Im Laufe der vergangenen zehn bis 15 Jahre gab es immer wieder Firmenauflösungen in der heimischen Games-Branche - allen voran die Schließung von Rockstar Vienna (ehemals Neo Software) Mitte 2006. Doch Sproing war dabei immer der Fels in der Brandung, eine von Anfang an konservativ, aber erfolgreich geführte Firma, die vor allem Auftragsarbeiten ausgeführt hat und dabei erstmal nicht sonderlich wählerisch war. Um Coolness und Distinktionsgewinn hat sich Sproing selten bemüht. Unter anderem sind "Moorhuhn"-, "Schlag den Raab"- oder "Mein Gestüt"-Spiele entwickelt worden, wofür das Unternehmen oft belächelt wurde.

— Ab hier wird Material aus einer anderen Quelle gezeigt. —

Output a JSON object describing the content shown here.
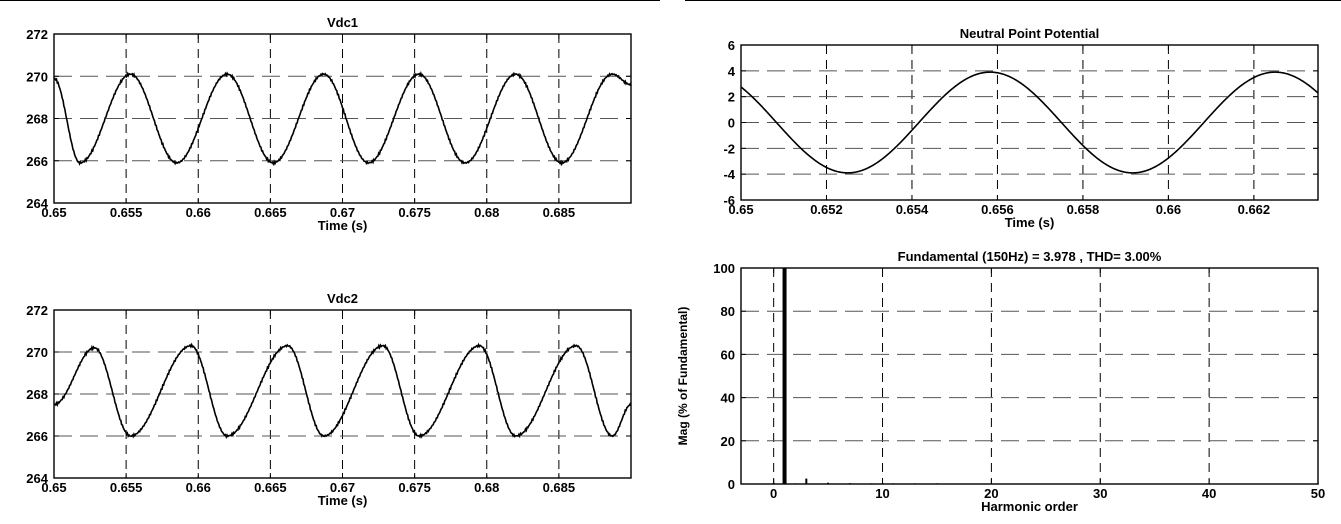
{
  "chart_data": [
    {
      "type": "line",
      "title": "Vdc1",
      "xlabel": "Time (s)",
      "ylabel": "",
      "xlim": [
        0.65,
        0.69
      ],
      "ylim": [
        264,
        272
      ],
      "xticks": [
        0.65,
        0.655,
        0.66,
        0.665,
        0.67,
        0.675,
        0.68,
        0.685
      ],
      "xtick_labels": [
        "0.65",
        "0.655",
        "0.66",
        "0.665",
        "0.67",
        "0.675",
        "0.68",
        "0.685"
      ],
      "yticks": [
        264,
        266,
        268,
        270,
        272
      ],
      "ytick_labels": [
        "264",
        "266",
        "268",
        "270",
        "272"
      ],
      "grid": true,
      "series": [
        {
          "name": "",
          "x": [
            0.65,
            0.6518,
            0.6553,
            0.6585,
            0.662,
            0.6652,
            0.6687,
            0.6718,
            0.6753,
            0.6785,
            0.682,
            0.6852,
            0.6887,
            0.69
          ],
          "y": [
            269.9,
            265.9,
            270.1,
            265.9,
            270.1,
            265.9,
            270.1,
            265.9,
            270.1,
            265.9,
            270.1,
            265.9,
            270.1,
            269.6
          ]
        }
      ]
    },
    {
      "type": "line",
      "title": "Vdc2",
      "xlabel": "Time (s)",
      "ylabel": "",
      "xlim": [
        0.65,
        0.69
      ],
      "ylim": [
        264,
        272
      ],
      "xticks": [
        0.65,
        0.655,
        0.66,
        0.665,
        0.67,
        0.675,
        0.68,
        0.685
      ],
      "xtick_labels": [
        "0.65",
        "0.655",
        "0.66",
        "0.665",
        "0.67",
        "0.675",
        "0.68",
        "0.685"
      ],
      "yticks": [
        264,
        266,
        268,
        270,
        272
      ],
      "ytick_labels": [
        "264",
        "266",
        "268",
        "270",
        "272"
      ],
      "grid": true,
      "series": [
        {
          "name": "",
          "x": [
            0.65,
            0.6528,
            0.6553,
            0.6595,
            0.662,
            0.6662,
            0.6687,
            0.6728,
            0.6753,
            0.6795,
            0.682,
            0.6862,
            0.6887,
            0.69
          ],
          "y": [
            267.5,
            270.2,
            266.0,
            270.3,
            266.0,
            270.3,
            266.0,
            270.3,
            266.0,
            270.3,
            266.0,
            270.3,
            266.0,
            267.5
          ]
        }
      ]
    },
    {
      "type": "line",
      "title": "Neutral Point Potential",
      "xlabel": "Time (s)",
      "ylabel": "",
      "xlim": [
        0.65,
        0.6635
      ],
      "ylim": [
        -6,
        6
      ],
      "xticks": [
        0.65,
        0.652,
        0.654,
        0.656,
        0.658,
        0.66,
        0.662
      ],
      "xtick_labels": [
        "0.65",
        "0.652",
        "0.654",
        "0.656",
        "0.658",
        "0.66",
        "0.662"
      ],
      "yticks": [
        -6,
        -4,
        -2,
        0,
        2,
        4,
        6
      ],
      "ytick_labels": [
        "-6",
        "-4",
        "-2",
        "0",
        "2",
        "4",
        "6"
      ],
      "grid": true,
      "series": [
        {
          "name": "",
          "amplitude": 3.9,
          "frequency_hz": 150,
          "peak_time_s": 0.65583,
          "x_start": 0.65,
          "x_end": 0.6635
        }
      ]
    },
    {
      "type": "bar",
      "title": "Fundamental (150Hz) = 3.978 , THD= 3.00%",
      "xlabel": "Harmonic order",
      "ylabel": "Mag (% of Fundamental)",
      "xlim": [
        -3,
        50
      ],
      "ylim": [
        0,
        100
      ],
      "xticks": [
        0,
        10,
        20,
        30,
        40,
        50
      ],
      "xtick_labels": [
        "0",
        "10",
        "20",
        "30",
        "40",
        "50"
      ],
      "yticks": [
        0,
        20,
        40,
        60,
        80,
        100
      ],
      "ytick_labels": [
        "0",
        "20",
        "40",
        "60",
        "80",
        "100"
      ],
      "grid": true,
      "x": [
        0,
        1,
        2,
        3,
        4,
        5,
        6,
        7,
        8,
        9,
        10,
        11,
        12,
        13,
        14,
        15,
        16,
        17,
        18,
        19,
        20,
        21,
        22,
        23,
        24,
        25,
        26,
        27,
        28,
        29,
        30,
        31,
        32,
        33,
        34,
        35,
        36,
        37,
        38,
        39,
        40,
        41,
        42,
        43,
        44,
        45,
        46,
        47,
        48,
        49,
        50
      ],
      "values": [
        0.5,
        100,
        0.3,
        2.5,
        0.2,
        0.6,
        0.2,
        0.4,
        0.2,
        0.3,
        0.4,
        0.3,
        0.2,
        0.3,
        0.2,
        0.3,
        0.2,
        0.2,
        0.2,
        0.2,
        0.2,
        0.2,
        0.2,
        0.2,
        0.2,
        0.2,
        0.2,
        0.2,
        0.2,
        0.2,
        0.2,
        0.2,
        0.2,
        0.2,
        0.2,
        0.2,
        0.2,
        0.2,
        0.2,
        0.2,
        0.2,
        0.2,
        0.2,
        0.2,
        0.2,
        0.2,
        0.2,
        0.2,
        0.2,
        0.2,
        0.2
      ]
    }
  ]
}
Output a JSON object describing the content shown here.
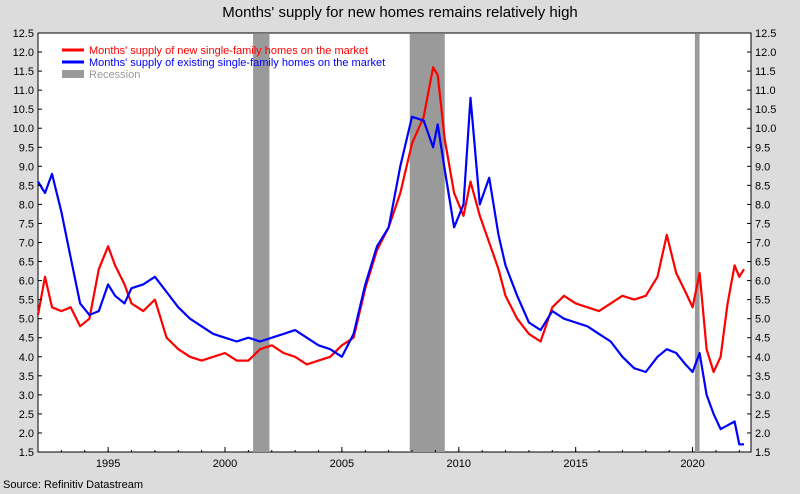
{
  "title": "Months' supply for new homes remains relatively high",
  "source": "Source: Refinitiv Datastream",
  "chart_data": {
    "type": "line",
    "title": "Months' supply for new homes remains relatively high",
    "x_range": [
      1992.0,
      2022.5
    ],
    "ylim": [
      1.5,
      12.5
    ],
    "y_ticks": [
      "1.5",
      "2.0",
      "2.5",
      "3.0",
      "3.5",
      "4.0",
      "4.5",
      "5.0",
      "5.5",
      "6.0",
      "6.5",
      "7.0",
      "7.5",
      "8.0",
      "8.5",
      "9.0",
      "9.5",
      "10.0",
      "10.5",
      "11.0",
      "11.5",
      "12.0",
      "12.5"
    ],
    "x_ticks": [
      "1995",
      "2000",
      "2005",
      "2010",
      "2015",
      "2020"
    ],
    "grid": false,
    "dual_y_axis": true,
    "legend_position": "top-left",
    "recessions": [
      [
        2001.2,
        2001.9
      ],
      [
        2007.9,
        2009.4
      ],
      [
        2020.1,
        2020.3
      ]
    ],
    "series": [
      {
        "name": "Months' supply of new single-family homes on the market",
        "color": "#ff0000",
        "points": [
          [
            1992.0,
            5.1
          ],
          [
            1992.3,
            6.1
          ],
          [
            1992.6,
            5.3
          ],
          [
            1993.0,
            5.2
          ],
          [
            1993.4,
            5.3
          ],
          [
            1993.8,
            4.8
          ],
          [
            1994.2,
            5.0
          ],
          [
            1994.6,
            6.3
          ],
          [
            1995.0,
            6.9
          ],
          [
            1995.3,
            6.4
          ],
          [
            1995.7,
            5.9
          ],
          [
            1996.0,
            5.4
          ],
          [
            1996.5,
            5.2
          ],
          [
            1997.0,
            5.5
          ],
          [
            1997.5,
            4.5
          ],
          [
            1998.0,
            4.2
          ],
          [
            1998.5,
            4.0
          ],
          [
            1999.0,
            3.9
          ],
          [
            1999.5,
            4.0
          ],
          [
            2000.0,
            4.1
          ],
          [
            2000.5,
            3.9
          ],
          [
            2001.0,
            3.9
          ],
          [
            2001.5,
            4.2
          ],
          [
            2002.0,
            4.3
          ],
          [
            2002.5,
            4.1
          ],
          [
            2003.0,
            4.0
          ],
          [
            2003.5,
            3.8
          ],
          [
            2004.0,
            3.9
          ],
          [
            2004.5,
            4.0
          ],
          [
            2005.0,
            4.3
          ],
          [
            2005.5,
            4.5
          ],
          [
            2006.0,
            5.8
          ],
          [
            2006.5,
            6.8
          ],
          [
            2007.0,
            7.4
          ],
          [
            2007.5,
            8.3
          ],
          [
            2008.0,
            9.6
          ],
          [
            2008.5,
            10.3
          ],
          [
            2008.9,
            11.6
          ],
          [
            2009.1,
            11.4
          ],
          [
            2009.4,
            9.7
          ],
          [
            2009.8,
            8.3
          ],
          [
            2010.2,
            7.7
          ],
          [
            2010.5,
            8.6
          ],
          [
            2010.9,
            7.7
          ],
          [
            2011.3,
            7.0
          ],
          [
            2011.7,
            6.3
          ],
          [
            2012.0,
            5.6
          ],
          [
            2012.5,
            5.0
          ],
          [
            2013.0,
            4.6
          ],
          [
            2013.5,
            4.4
          ],
          [
            2014.0,
            5.3
          ],
          [
            2014.5,
            5.6
          ],
          [
            2015.0,
            5.4
          ],
          [
            2015.5,
            5.3
          ],
          [
            2016.0,
            5.2
          ],
          [
            2016.5,
            5.4
          ],
          [
            2017.0,
            5.6
          ],
          [
            2017.5,
            5.5
          ],
          [
            2018.0,
            5.6
          ],
          [
            2018.5,
            6.1
          ],
          [
            2018.9,
            7.2
          ],
          [
            2019.3,
            6.2
          ],
          [
            2019.7,
            5.7
          ],
          [
            2020.0,
            5.3
          ],
          [
            2020.3,
            6.2
          ],
          [
            2020.6,
            4.2
          ],
          [
            2020.9,
            3.6
          ],
          [
            2021.2,
            4.0
          ],
          [
            2021.5,
            5.4
          ],
          [
            2021.8,
            6.4
          ],
          [
            2022.0,
            6.1
          ],
          [
            2022.2,
            6.3
          ]
        ]
      },
      {
        "name": "Months' supply of existing single-family homes on the market",
        "color": "#0000ff",
        "points": [
          [
            1992.0,
            8.6
          ],
          [
            1992.3,
            8.3
          ],
          [
            1992.6,
            8.8
          ],
          [
            1993.0,
            7.8
          ],
          [
            1993.4,
            6.6
          ],
          [
            1993.8,
            5.4
          ],
          [
            1994.2,
            5.1
          ],
          [
            1994.6,
            5.2
          ],
          [
            1995.0,
            5.9
          ],
          [
            1995.3,
            5.6
          ],
          [
            1995.7,
            5.4
          ],
          [
            1996.0,
            5.8
          ],
          [
            1996.5,
            5.9
          ],
          [
            1997.0,
            6.1
          ],
          [
            1997.5,
            5.7
          ],
          [
            1998.0,
            5.3
          ],
          [
            1998.5,
            5.0
          ],
          [
            1999.0,
            4.8
          ],
          [
            1999.5,
            4.6
          ],
          [
            2000.0,
            4.5
          ],
          [
            2000.5,
            4.4
          ],
          [
            2001.0,
            4.5
          ],
          [
            2001.5,
            4.4
          ],
          [
            2002.0,
            4.5
          ],
          [
            2002.5,
            4.6
          ],
          [
            2003.0,
            4.7
          ],
          [
            2003.5,
            4.5
          ],
          [
            2004.0,
            4.3
          ],
          [
            2004.5,
            4.2
          ],
          [
            2005.0,
            4.0
          ],
          [
            2005.5,
            4.6
          ],
          [
            2006.0,
            5.9
          ],
          [
            2006.5,
            6.9
          ],
          [
            2007.0,
            7.4
          ],
          [
            2007.5,
            9.0
          ],
          [
            2008.0,
            10.3
          ],
          [
            2008.5,
            10.2
          ],
          [
            2008.9,
            9.5
          ],
          [
            2009.1,
            10.1
          ],
          [
            2009.4,
            8.9
          ],
          [
            2009.8,
            7.4
          ],
          [
            2010.2,
            8.0
          ],
          [
            2010.5,
            10.8
          ],
          [
            2010.9,
            8.0
          ],
          [
            2011.3,
            8.7
          ],
          [
            2011.7,
            7.2
          ],
          [
            2012.0,
            6.4
          ],
          [
            2012.5,
            5.6
          ],
          [
            2013.0,
            4.9
          ],
          [
            2013.5,
            4.7
          ],
          [
            2014.0,
            5.2
          ],
          [
            2014.5,
            5.0
          ],
          [
            2015.0,
            4.9
          ],
          [
            2015.5,
            4.8
          ],
          [
            2016.0,
            4.6
          ],
          [
            2016.5,
            4.4
          ],
          [
            2017.0,
            4.0
          ],
          [
            2017.5,
            3.7
          ],
          [
            2018.0,
            3.6
          ],
          [
            2018.5,
            4.0
          ],
          [
            2018.9,
            4.2
          ],
          [
            2019.3,
            4.1
          ],
          [
            2019.7,
            3.8
          ],
          [
            2020.0,
            3.6
          ],
          [
            2020.3,
            4.1
          ],
          [
            2020.6,
            3.0
          ],
          [
            2020.9,
            2.5
          ],
          [
            2021.2,
            2.1
          ],
          [
            2021.5,
            2.2
          ],
          [
            2021.8,
            2.3
          ],
          [
            2022.0,
            1.7
          ],
          [
            2022.2,
            1.7
          ]
        ]
      },
      {
        "name": "Recession",
        "color": "#9a9a9a"
      }
    ]
  }
}
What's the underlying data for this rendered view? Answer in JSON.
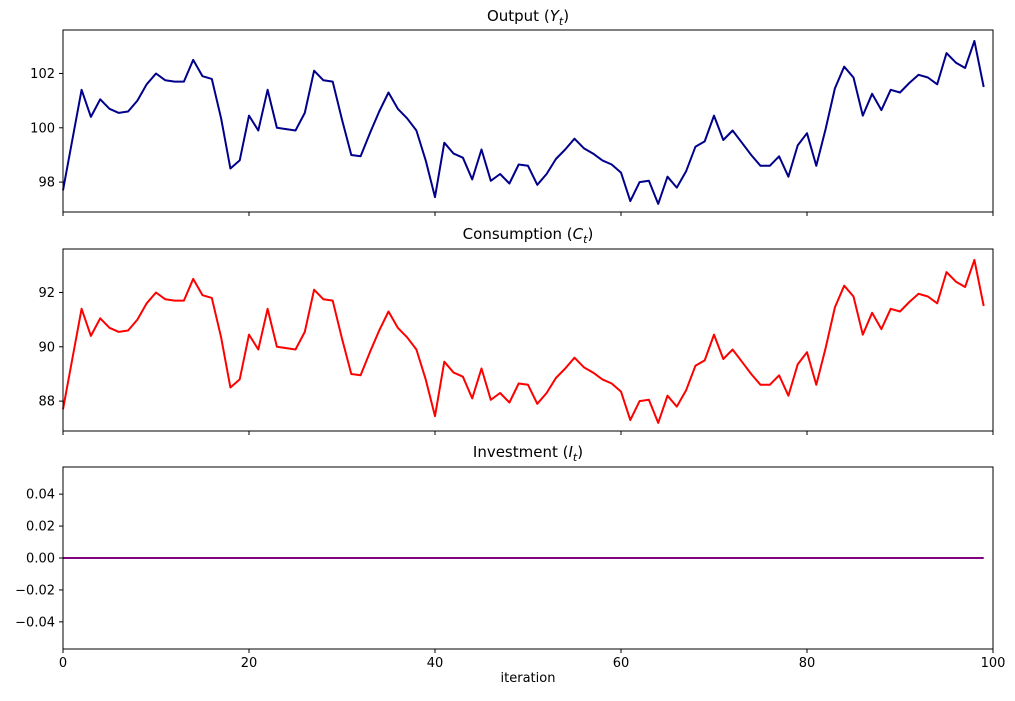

Doch die 2001 von Harald Riegler and Gerhard Seiler gegründete Firma war beständig und hat im Laufe der Jahre auch eigene Games konzipiert und gestemmt ("Jacked", "Panzer Tactics"). Die Projekte waren immer klein bis mittelgroß, um so nie nur an einem Spiel zu arbeiten und das Risiko zu streuen. Technisch war Sproing ebenso talentiert und flexibel wie im kaufmännischen Bereich: Die Firma hat früh damit begonnen, für unterschiedliche Systeme zu entwickeln - für Windows als auch für diverse Konsolen und Handhelds.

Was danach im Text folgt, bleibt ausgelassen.